A l’occasion de la sortie de ce livre elle avait répondu à un entretien à l’AFP où elle disait :

« Notre vision de la pauvreté est dominée par des caricatures et des clichés: le pauvre paresseux, le pauvre entrepreneur, le pauvre affamé. Si on veut comprendre les problèmes liés à la pauvreté, il faut dépasser ces caricatures et comprendre pourquoi le fait même d’être pauvre change certaines choses dans les comportements, et d’autres non ! »

Et c’est donc intéressant de savoir ce que cette intellectuelle qui a consacré sa vie à la compréhension du phénomène de la pauvreté et des programmes de lutte contre ce fléau pense des mots, utilisés par notre jeune président à propos de la pauvreté en France.

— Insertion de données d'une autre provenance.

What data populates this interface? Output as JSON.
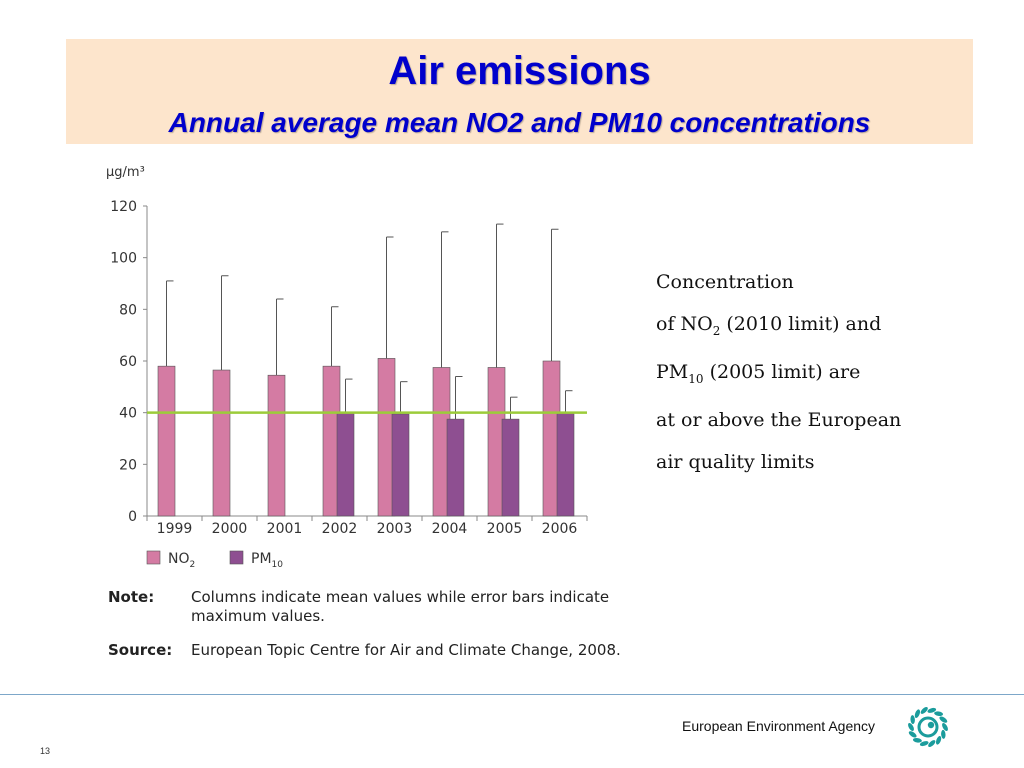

Je cite donc <France Info> :

« « Il y a un risque de rendre les pauvres coupables de leur propre sort » C’est l’inquiétude formulée par la prix Nobel d’économie Esther Duflo, invitée de franceinfo mardi 15 octobre. Elle est revenue sur la notion des « premiers de cordée » défendue par Emmanuel Macron à l’automne 2017 et sur ses propos tenus en 2018 lors d’une réunion de travail à l’Élysée : « On met un pognon de dingue dans les minima sociaux ».

« Dans cette imagerie ‘pognon de dingue’ ou dans l’idée qui allait avec de responsabiliser les pauvres », Esther Duflo estime qu’il y a un sous-entendu : « Ils ne sont pas assez responsables par eux-mêmes » Selon elle, ce risque est présent « depuis toujours dans les politiques sociales. On rend la personne en difficulté coupable de ses malheurs. Tout en l’aidant on lui enlève sa dignité ».

La prix Nobel d’économie juge cette approche « dangereuse ». « Une fois qu’on vous enlève votre dignité, vous n’êtes pas dans les meilleures conditions possibles pour retomber sur vos pieds. Cela terrorise ceux qui ne sont pas pauvres aujourd’hui et qui se disent que peut-être un jour ils le seront ».

Esther Duflo explique que, pour les personnes en situation « un peu fragile », ce type de discours peut « les rendre inquiets de tout ce qui change, de tout ce qui peut être différent. Cela peut mener à une espèce de sclérose politique qui vient de la peur du risque. Parce que si vous tombez par terre, la société va vous en vouloir et va vous dire que c’est de votre faute. C’est très dangereux. »

Nous sommes toujours dans la réflexion de Victor Klemperer, de l’usage des mots, du sens profond qu’ils ont et de ce que leur usage dit de la conception de la société et du lien social de celui qui les utilisent.